CDR vs PSD2 vs Open Finance Brasil vs FIDA
| CDR (AU) | PSD2 (EU) | OF Brasil | FIDA (EU planned) | |
|---|---|---|---|---|
| Scope | Multi-sector | Payment accounts | All finance | All finance |
| Payment initiation | Not yet (Action Initiation upcoming) | Yes (PISP) | Yes (via Pix) | No (stays in PSD) |
| Access regime | ACCC accreditation (strict) | NCA licence | BCB mandate | To be defined |
| Regulator | ACCC + OAIC | NCA + EBA | Centralised BCB | NCA + EBA |
| Adoption | Low (ADR is costly) | Variable | Massive | Upcoming |
| Security | TLS + JWS, strong accreditation | mTLS QWAC + QSealC | OAuth FAPI + ICP-Brasil | To be defined |
The key players
- ACCC — central regulator, manages ADR accreditations and compliance.

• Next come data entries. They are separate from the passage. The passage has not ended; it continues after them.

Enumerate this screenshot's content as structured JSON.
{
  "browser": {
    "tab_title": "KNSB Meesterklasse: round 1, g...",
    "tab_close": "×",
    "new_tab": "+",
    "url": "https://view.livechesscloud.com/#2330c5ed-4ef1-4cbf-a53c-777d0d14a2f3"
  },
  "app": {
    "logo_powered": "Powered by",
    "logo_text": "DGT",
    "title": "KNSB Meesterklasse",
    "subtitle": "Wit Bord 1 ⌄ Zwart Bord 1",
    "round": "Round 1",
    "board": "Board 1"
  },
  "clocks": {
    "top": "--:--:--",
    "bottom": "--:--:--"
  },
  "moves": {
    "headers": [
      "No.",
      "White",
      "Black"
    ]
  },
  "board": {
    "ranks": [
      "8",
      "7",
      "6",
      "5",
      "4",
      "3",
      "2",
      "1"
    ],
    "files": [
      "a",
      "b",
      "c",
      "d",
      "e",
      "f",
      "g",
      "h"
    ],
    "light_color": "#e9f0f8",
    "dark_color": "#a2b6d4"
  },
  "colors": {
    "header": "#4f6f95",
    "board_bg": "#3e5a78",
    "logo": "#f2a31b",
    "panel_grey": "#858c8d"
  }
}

- OAIC — personal-data protection regulator.
- Treasury — drives sector expansion and the timetable.
- Data Standards Body (DSB) — maintains the Consumer Data Standards (the API spec).
- Data Holders — entities required to expose the data (the Big Four since 2020: Commonwealth, Westpac, ANZ, NAB).
- ADR — entities accredited to consume the data (the TPP equivalent).
What the CDR is not
- Not (yet) an adoption success: despite its sophistication, ADR adoption remains low (~150 ADRs at the end of 2024). The cost of accreditation and the complexity have held the ecosystem back.
- Not a payment system: no PISP in the PSD2 sense — Action Initiation will partially fill that gap.
- Not limited to finance: a cross-cutting data-opening framework, which sets it apart from the fragmented European approach.
- Not fixed: the Treasury regularly revises the scope (a 2024 reform to simplify accreditation and accelerate Action Initiation).
In the global ecosystem
Less widely adopted by volume than Pix, UPI or UK Open Banking, the CDR is nonetheless the most advanced conceptually:
- the first operational multi-sector regime;
- the first to formalise Action Initiation beyond payments;
- a model closely studied by the EU (FIDA), the UK, Singapore, Japan and New Zealand.
Real-world examples
- Big Four: Commonwealth Bank, Westpac, ANZ and NAB have been required to comply since 2020, joined in phases by second-tier banks and credit unions.
- Frollo: a PFM/insights pure player, one of the first ADRs, known for its deep CDR integration.
- Pocketbook (acquired by Zip): a consumer aggregator, pivoting towards the CDR.
- Basiq: the Australian equivalent of Bridge or Tink, the data infrastructure of local fintechs.
- Open Energy in practice: an Australian authorises a comparison site to access their electricity consumption data and to switch them to another provider, directly via the CDR.
- Action Initiation to come: switching mortgage, opening a savings account elsewhere, taking out insurance — all in a single consent. If it takes off, the financial experience will be redefined.
- FIDA comparison: the European Commission explicitly studied the CDR (notably Action Initiation), but the EU starts from an already very crowded PSD2 ecosystem, whereas the CDR benefited from more of a blank slate.